The Bitcoin ETF backers have provided a whole host of reasons why the SEC’s refusal to approve spot crypto funds is bad for the markets: it stifles innovation; it keeps the United States behind other countries; it restricts investor access to an important asset class; it forces investors into more costly and less efficient vehicles.

But a new white paper from one of the major digital asset lobbying groups has another point: it keeps investors away from their advisors.

More specifically, investors who are committed to crypto but can’t buy it in an ETF or other registered fund are likely to sidestep their advisor or a traditional brokerage provider and head to any number of fintech platforms designed for direct investments in Bitcoin, Etherium or any of the other lesser digital assets, according to the Chamber of Digital Commerce.

“Because bitcoin is not a ‘security,’ an investor seeking to invest directly in Bitcoin does so without the umbrella of federal regulatory protection that has developed over the past 80 years,” the paper, titled The Crypto Conundrum, states. Crypto platforms are not regulated by the Advisers Act of 1940 and individuals providing advice on cryptocurrencies are not subject to suitability and other standards under which traditional advisors operate. Similarly, crypto exchanges are not subject to the Exchange Act or Securities Act, the paper notes.

“Ultimately, this means that the financial adviser, broker-dealer or exchange with whom a retail investor interacts for their traditional investments largely does not provide cryptocurrency-related services, and thus investors must parse through an ever-expanding roster of entities seeking to provide these advisory, brokerage, trading and custodial services,” the paper argues.

Crypto ETFs, the group states, if allowed to register, would mitigate many of these risks and allow investors “to a large degree, to outsource the role of due diligence to the issuer of the Bitcoin ETF trust.”

There are some holes in this argument. For one, some brokers have started to give access to Bitcoin to wealthy clients through private investment vehicles. Fidelity, for its part, started to introduce Bitcoin access to 401(k) accounts, while one ETF sponsor, WisdomTree, has piloted a digital wallet for cryptocurrencies and, it hopes eventually, tokenized versions of assets like bonds or gold.

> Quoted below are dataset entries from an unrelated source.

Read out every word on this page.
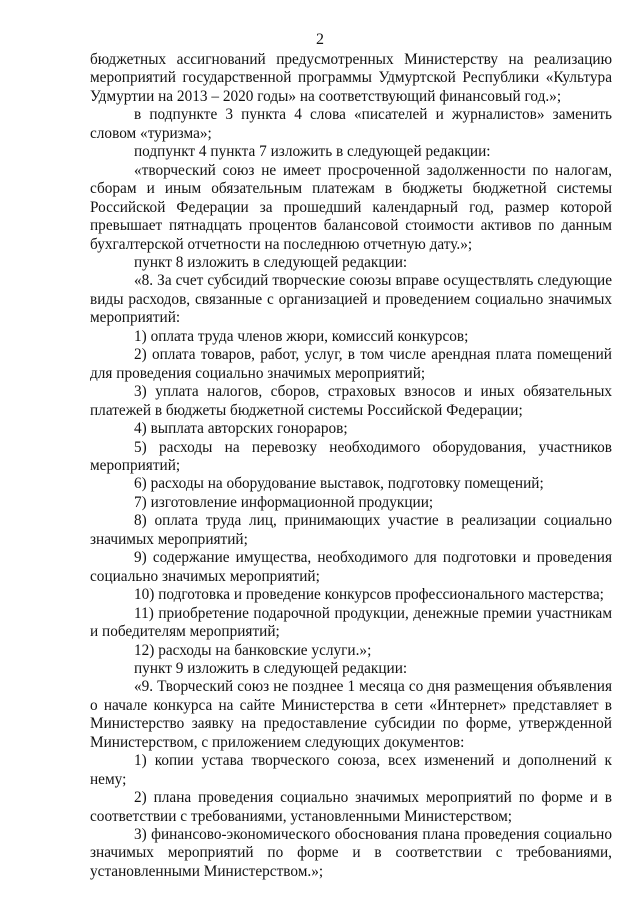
2

бюджетных ассигнований предусмотренных Министерству на реализацию мероприятий государственной программы Удмуртской Республики «Культура Удмуртии на 2013 – 2020 годы» на соответствующий финансовый год.»;

в подпункте 3 пункта 4 слова «писателей и журналистов» заменить словом «туризма»;

подпункт 4 пункта 7 изложить в следующей редакции:

«творческий союз не имеет просроченной задолженности по налогам, сборам и иным обязательным платежам в бюджеты бюджетной системы Российской Федерации за прошедший календарный год, размер которой превышает пятнадцать процентов балансовой стоимости активов по данным бухгалтерской отчетности на последнюю отчетную дату.»;

пункт 8 изложить в следующей редакции:

«8. За счет субсидий творческие союзы вправе осуществлять следующие виды расходов, связанные с организацией и проведением социально значимых мероприятий:

1) оплата труда членов жюри, комиссий конкурсов;

2) оплата товаров, работ, услуг, в том числе арендная плата помещений для проведения социально значимых мероприятий;

3) уплата налогов, сборов, страховых взносов и иных обязательных платежей в бюджеты бюджетной системы Российской Федерации;

4) выплата авторских гонораров;

5) расходы на перевозку необходимого оборудования, участников мероприятий;

6) расходы на оборудование выставок, подготовку помещений;

7) изготовление информационной продукции;

8) оплата труда лиц, принимающих участие в реализации социально значимых мероприятий;

9) содержание имущества, необходимого для подготовки и проведения социально значимых мероприятий;

10) подготовка и проведение конкурсов профессионального мастерства;

11) приобретение подарочной продукции, денежные премии участникам и победителям мероприятий;

12) расходы на банковские услуги.»;

пункт 9 изложить в следующей редакции:

«9. Творческий союз не позднее 1 месяца со дня размещения объявления о начале конкурса на сайте Министерства в сети «Интернет» представляет в Министерство заявку на предоставление субсидии по форме, утвержденной Министерством, с приложением следующих документов:

1) копии устава творческого союза, всех изменений и дополнений к нему;

2) плана проведения социально значимых мероприятий по форме и в соответствии с требованиями, установленными Министерством;

3) финансово-экономического обоснования плана проведения социально значимых мероприятий по форме и в соответствии с требованиями, установленными Министерством.»;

It’s also not always the case that advised clients who also have outside accounts do so without the knowledge of their advisor. In the 529 college savings plan market, for example, it’s not unheard-of for an advisor to recommend clients use a direct investment account (rather than advised one) in order to save clients money or give them added flexibility. Advisors could be helping their clients with the due diligence aspects of crypto as a value-add without overseeing the account itself.

But the lobbyist’s take does underscore some reasons advisors would want access to an ETF that invests in another digital currency. It provides clients the access they want in an investment wrapper that they and their clients understand, and fits neatly into the advice model and accounts they already run for clients.

Whether that helps regulators to overcome their other crypto-access concerns remains to be seen. Until then, advisors will have to either explore non-fund options or get comfortable with clients going outside for their crypto needs.